Me quedo mudo y pienso: «¿Podrías cambiar la forma de enganchar a un cliente? Aún no estoy enganchado, pero ya estoy asustado».
La mujer que está fuera golpea mi ventana un poco más y, al ver que nadie contesta, se marcha al barco de al lado en un chapoteo de remos. Poco después, oigo los golpes en la celosía de la ventana del barco vecino.
—Cliente, ¿te sientes solo esta noche? ¿Quieres que te haga compañía?
Entonces se oye el sonido de una ventana que se abre, y una voz que dice roncamente:
—¿Y cómo me harás compañía, preciosa?
Mi corazón da un pequeño salto y me acerco a la ventana. Una delicada voz de mujer dice:
—Puedo hacerte compañía como quieras.
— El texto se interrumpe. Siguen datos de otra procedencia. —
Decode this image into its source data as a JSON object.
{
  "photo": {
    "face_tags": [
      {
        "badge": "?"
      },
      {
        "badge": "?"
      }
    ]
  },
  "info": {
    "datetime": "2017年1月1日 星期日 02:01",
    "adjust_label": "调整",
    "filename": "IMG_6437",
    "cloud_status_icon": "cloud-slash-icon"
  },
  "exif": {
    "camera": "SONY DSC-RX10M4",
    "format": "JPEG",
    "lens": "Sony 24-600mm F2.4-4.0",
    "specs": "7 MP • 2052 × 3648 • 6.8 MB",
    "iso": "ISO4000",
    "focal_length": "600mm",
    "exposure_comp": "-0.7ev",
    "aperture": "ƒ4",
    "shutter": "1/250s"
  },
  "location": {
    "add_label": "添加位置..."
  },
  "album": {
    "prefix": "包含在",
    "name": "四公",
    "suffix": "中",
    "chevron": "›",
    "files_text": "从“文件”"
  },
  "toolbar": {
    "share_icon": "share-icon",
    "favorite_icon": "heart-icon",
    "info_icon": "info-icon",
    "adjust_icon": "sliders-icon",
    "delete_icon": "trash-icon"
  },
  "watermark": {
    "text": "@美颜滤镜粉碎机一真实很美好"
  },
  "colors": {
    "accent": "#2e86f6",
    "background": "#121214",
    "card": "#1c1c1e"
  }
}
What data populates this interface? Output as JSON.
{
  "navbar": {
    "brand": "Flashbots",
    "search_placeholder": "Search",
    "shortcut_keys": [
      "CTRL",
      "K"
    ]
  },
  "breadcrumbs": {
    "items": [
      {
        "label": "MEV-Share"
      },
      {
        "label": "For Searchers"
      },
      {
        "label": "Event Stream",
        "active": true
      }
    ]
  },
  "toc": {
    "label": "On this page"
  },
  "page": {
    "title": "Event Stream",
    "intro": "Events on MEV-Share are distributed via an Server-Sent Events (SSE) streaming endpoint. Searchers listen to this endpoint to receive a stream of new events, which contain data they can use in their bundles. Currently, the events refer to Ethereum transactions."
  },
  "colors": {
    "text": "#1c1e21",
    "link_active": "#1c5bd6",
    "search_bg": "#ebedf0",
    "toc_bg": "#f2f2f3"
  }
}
Soy muy barata.
La otra voz se ríe.
—¿Cómo puede una belleza hablar así de sí misma?
Abro un poco la ventana y al asomarme veo que el gran barco vecino está muy iluminado. Hay una persona sentada apoyada junto a una ventana, con un perfil que me recuerda ligeramente a alguien algo familiar.
[1] Viento favorable al movimiento del barco.
[2] Shuanghe significa literalmente “dos ríos”.
[3] El sampán es un tipo de barco propio de China utilizado para la pesca.
[4] La molleja y los callos fritos es una especialidad de Shandong. Es un plato de fritura rápida con tripas de cerdo y mollejas de pollo cortadas en rodajas finas, y uno de los platos tradicionales más difíciles de preparar. Imágenes de referencia.